Speeding up Serpent: SIMD Edition

The Serpent block cipher was one of the 5 finalists in the AES competition, and is widely thought to be the most secure of them due to its conservative design. It was also considered the slowest candidate, which is one major reason it did not win the AES contest. However, it turns out that on modern machines one can use SIMD operations to implement Serpent at speeds quite close to AES.

Serpent uses an interesting bitsliced design with eight 4 bit sboxes which are computed in parallel using boolean operations on registers. Rather than splitting up the 32 bit words into nibbles and passing them through table lookups, a special instruction sequence is used which performs the same operation using only instructions like AND, OR, XOR, and NOT. Typically these are done using 32 bit register operations, but it was recently suggested that SIMD operations such as those available in SSE2 or AltiVec could be used to encrypt 4 blocks in parallel.

Most cipher modes, such as CBC and OFB, are iterative; after splitting the plaintext into blocks, the input to the second block depends on the previously computed ciphertexts. This data dependency means it is impossible to use a block-parallel implementation in these modes. However some other modes, including CTR, EAX, and XTS, do not exhibit this data dependency, and allow for many blocks to be encrypted in parallel. So being able to compute many encryptions in parallel is only useful for these modes. Fortunately, CTR, EAX, and XTS are very useful, unpatented, and (in the case of CTR and XTS) widely standardized modes.

Recently I implemented Serpent using SSE2 intrinsics in the botan cryptography library. While not quite as fast as AES, it easily boosts Serpents performance by a factor of over 2.5 on an Intel Core2 processor.

Up until now, botan has used a rather conventional block cipher interface where only a single block of data (typically 64 or 128 bits) would be encrypted at a time; processing multiple blocks required calling the function multiple times, one for each block. However this completely hides any parallelism from the block cipher implementation. So in the upcoming development release (1.9.0), botan offers two new interfaces for block ciphers:

void encrypt_n(const byte in[], byte out[], u32bit blocks) const;
void decrypt_n(const byte in[], byte out[], u32bit blocks) const;

which will process many blocks in a single call. In addition some mode implementations (at this time, ECB and CTR) will batch their inputs into larger groups. This will not only allow for parallel encryption using SIMD techniques, it also improves instruction and data cache utilization for all ciphers. Right now, the modes will batch 8 blocks of data together; it is unclear if this is sufficient for the best performance, but in any case is easy to modify by changing a macro value in build.h.

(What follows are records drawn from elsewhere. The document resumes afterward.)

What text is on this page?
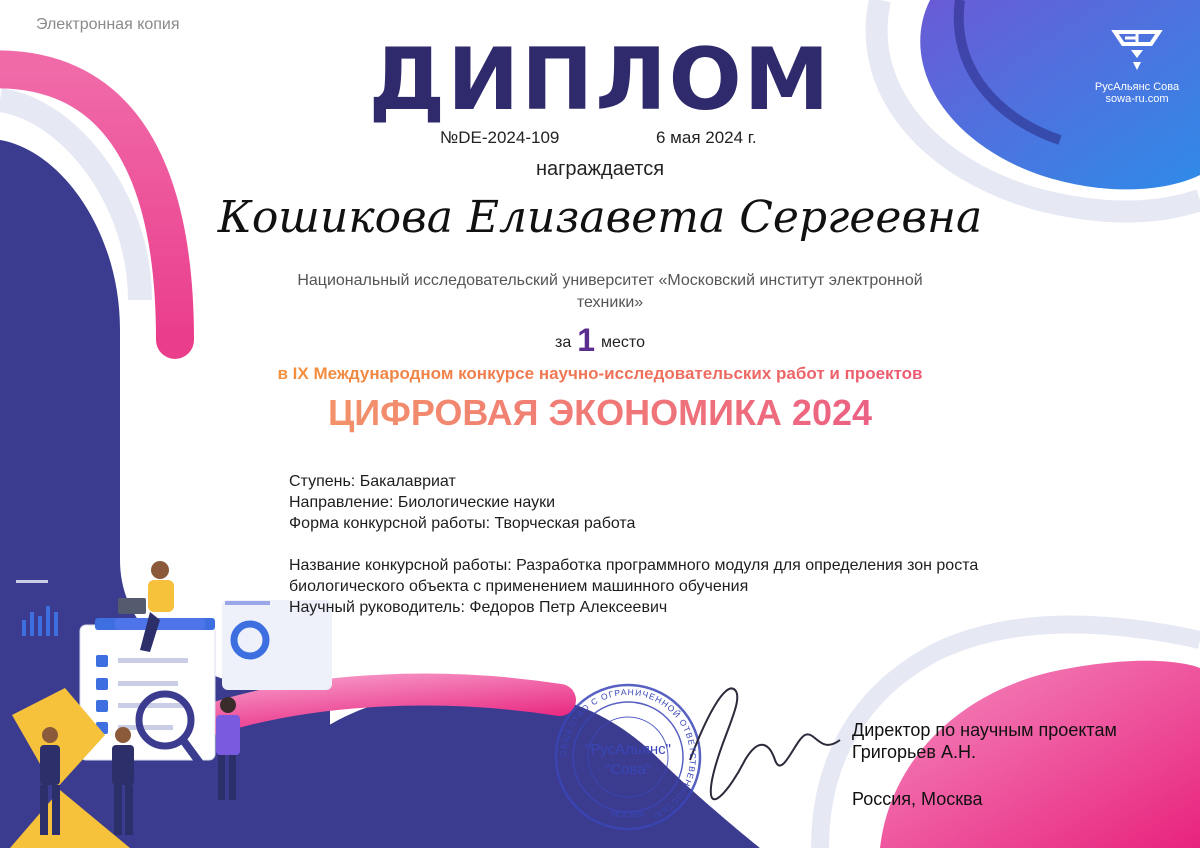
Электронная копия
РусАльянс Сова
sowa-ru.com
ДИПЛОМ
№DE-2024-109	6 мая 2024 г.
награждается
Кошикова Елизавета Сергеевна
Национальный исследовательский университет «Московский институт электронной техники»
за 1 место
в IX Международном конкурсе научно-исследовательских работ и проектов
ЦИФРОВАЯ ЭКОНОМИКА 2024
Ступень: Бакалавриат
Направление: Биологические науки
Форма конкурсной работы: Творческая работа
Название конкурсной работы: Разработка программного модуля для определения зон роста биологического объекта с применением машинного обучения
Научный руководитель: Федоров Петр Алексеевич
ОБЩЕСТВО С ОГРАНИЧЕННОЙ ОТВЕТСТВЕННОСТЬЮ
"РусАльянс"
"Сова"
МОСКВА
Директор по научным проектам
Григорьев А.Н.
Россия, Москва
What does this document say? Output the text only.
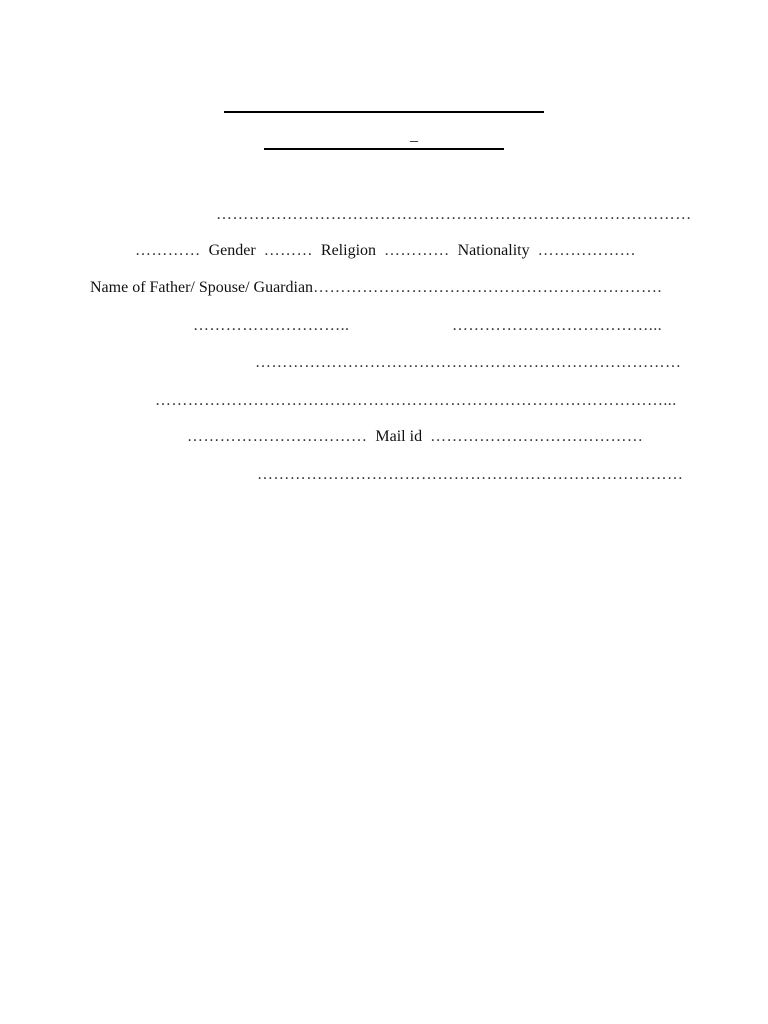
_
……………………………………………………………………………
………… Gender ……… Religion ………… Nationality ………………
Name of Father/ Spouse/ Guardian……………………………………………………….
………………………..	………………………………...
……………………………………………………………………
…………………………………………………………………………………...
…………………………… Mail id …………………………………
……………………………………………………………………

On a 2.4 GHz Intel Core2 with GNU C++ 4.3.3, I got these results:

Algorithm 1.8.6 1.9.2 Speedup
Serpent/ECB 42.1 113.5 2.7
Serpent/CTR 39.7 100.8 2.5
AES-128/ECB 112.7 134.4 1.2
AES-128/CTR 99.1 114.1 1.15

The AES speedups nicely demonstrate that even without any explicit SIMD operations, the improved cache utilization can make a pretty big difference.

I also experimented with performing 8 Serpent block operations in parallel, by interleaving two 4-wide SIMD encryptions. This reduced the number of key variable loads, as well as offering the processor much more in the way of independent computations for hot hot superscalar action. On my Core2, this pushed Serpent's performance north of 160 MiB/s in CTR mode, which is pretty impressive considering that is right about the speed of OpenSSL's AES-128 implementation on the same platform. However this variant seems slower on anything but a Core2; tests on an Opteron showed it to be somewhat slower than 4-way SIMD, and it is highly likely that it would also be much slower on 32-bit x86 processors due to excessive register pressure.

AltiVec looks to be an even more promising platform for multiblock Serpent encryption, as it includes native rotation instructions, which in SSE2 must be emulated using two shifts and an OR. It is very likely the Cell processors SIMD units could also implement Serpent in a SIMD mode. Considering the Cell SPE contains 128 SIMD registers, it might even be feasible to implement a variant suggested by Wei Dai of encrypting 128 blocks in parallel without suffering an excessive number of register spills.

2009-10-20 addendum: On an Intel Atom N270, this SSE2 implementation of Serpent is over twice as fast as OpenSSL's assembly implementation of AES-128.